Mobilités : trois territoires précurseurs

Sans oublier que les chiffres plus élevés pour l’industrie cachent une part importante en usage final comme carburants de synthèse, le total des consommations tirées des projets directement axés sur les mobilités H2 (230 000 t) s’inscrit entre l’estimation Ambition (160 000 t) et Ambition+ (325 000 t). Trois territoires régionaux se détachent nettement des autres.
 

Ile-de-France

Tout d’abord l’Ile-de-France avec une consommation estimée pour 2030 légèrement supérieure à 50 000 t d’hydrogène par an pour un volume de 49 000 t produits sur place.

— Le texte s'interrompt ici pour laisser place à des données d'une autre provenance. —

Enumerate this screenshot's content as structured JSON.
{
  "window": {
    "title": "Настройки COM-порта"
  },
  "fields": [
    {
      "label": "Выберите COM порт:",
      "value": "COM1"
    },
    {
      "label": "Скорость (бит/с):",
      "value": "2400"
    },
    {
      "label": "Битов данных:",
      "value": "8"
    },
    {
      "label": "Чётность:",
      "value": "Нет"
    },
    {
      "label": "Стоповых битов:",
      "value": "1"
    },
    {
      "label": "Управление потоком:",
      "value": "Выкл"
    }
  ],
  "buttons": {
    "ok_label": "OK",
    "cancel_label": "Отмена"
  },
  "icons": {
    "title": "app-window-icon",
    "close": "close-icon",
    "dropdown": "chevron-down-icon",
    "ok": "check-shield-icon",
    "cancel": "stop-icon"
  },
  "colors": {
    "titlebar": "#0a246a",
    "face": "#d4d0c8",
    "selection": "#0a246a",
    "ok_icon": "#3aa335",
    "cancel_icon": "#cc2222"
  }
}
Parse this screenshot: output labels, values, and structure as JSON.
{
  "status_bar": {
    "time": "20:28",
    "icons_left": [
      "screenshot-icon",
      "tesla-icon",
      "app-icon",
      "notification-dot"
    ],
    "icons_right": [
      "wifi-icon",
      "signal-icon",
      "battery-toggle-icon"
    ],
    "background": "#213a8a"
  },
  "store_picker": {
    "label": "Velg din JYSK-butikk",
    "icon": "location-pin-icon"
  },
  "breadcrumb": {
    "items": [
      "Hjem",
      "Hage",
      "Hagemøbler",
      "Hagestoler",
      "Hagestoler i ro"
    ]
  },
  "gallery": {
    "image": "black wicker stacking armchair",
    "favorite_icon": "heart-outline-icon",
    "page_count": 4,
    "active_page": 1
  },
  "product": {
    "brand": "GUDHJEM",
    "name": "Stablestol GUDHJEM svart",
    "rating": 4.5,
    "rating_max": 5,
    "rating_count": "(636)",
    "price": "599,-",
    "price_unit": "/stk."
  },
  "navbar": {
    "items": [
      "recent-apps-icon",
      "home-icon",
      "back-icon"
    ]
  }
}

Avec le second volet de son étude, France Hydrogène a établi un jeu de fiches par région, qui recensent au total 225 stations d’avitaillement pour 2025 en comptant celles déjà en service et celles en projet.
 
La fiche pour l’IDF annonce 50 stations, et une mobilité axée sur le terrestre et le fluvial du fait de sa situation en carrefours. Doté d’une capacité de 1 tonne par jour (2,5 MW), le site de production qui ouvrira dans les mois à venir à Saint-Cloud sera alors l’un des plus grands d’Europe. La région se distingue par un déploiement rapide des stations dédiées aux véhicules légers - taxis et utilitaires. L’Ile-de-France travaille de concert avec la Normandie et l’Etat dans le cadre de la création d’un couloir en vallée de la Seine.


 

Auvergne-Rhône-Alpes

Si l’Auvergne-Rhône-Alpes se classe en numéro 2 au sujet de la consommation d’hydrogène renouvelable pour la mobilité à horizon 2030 avec environ 28 000 tonnes par an, elle dépasse de beaucoup les capacités de production de l’Ile-de-France à la même échéance : 161 000 t.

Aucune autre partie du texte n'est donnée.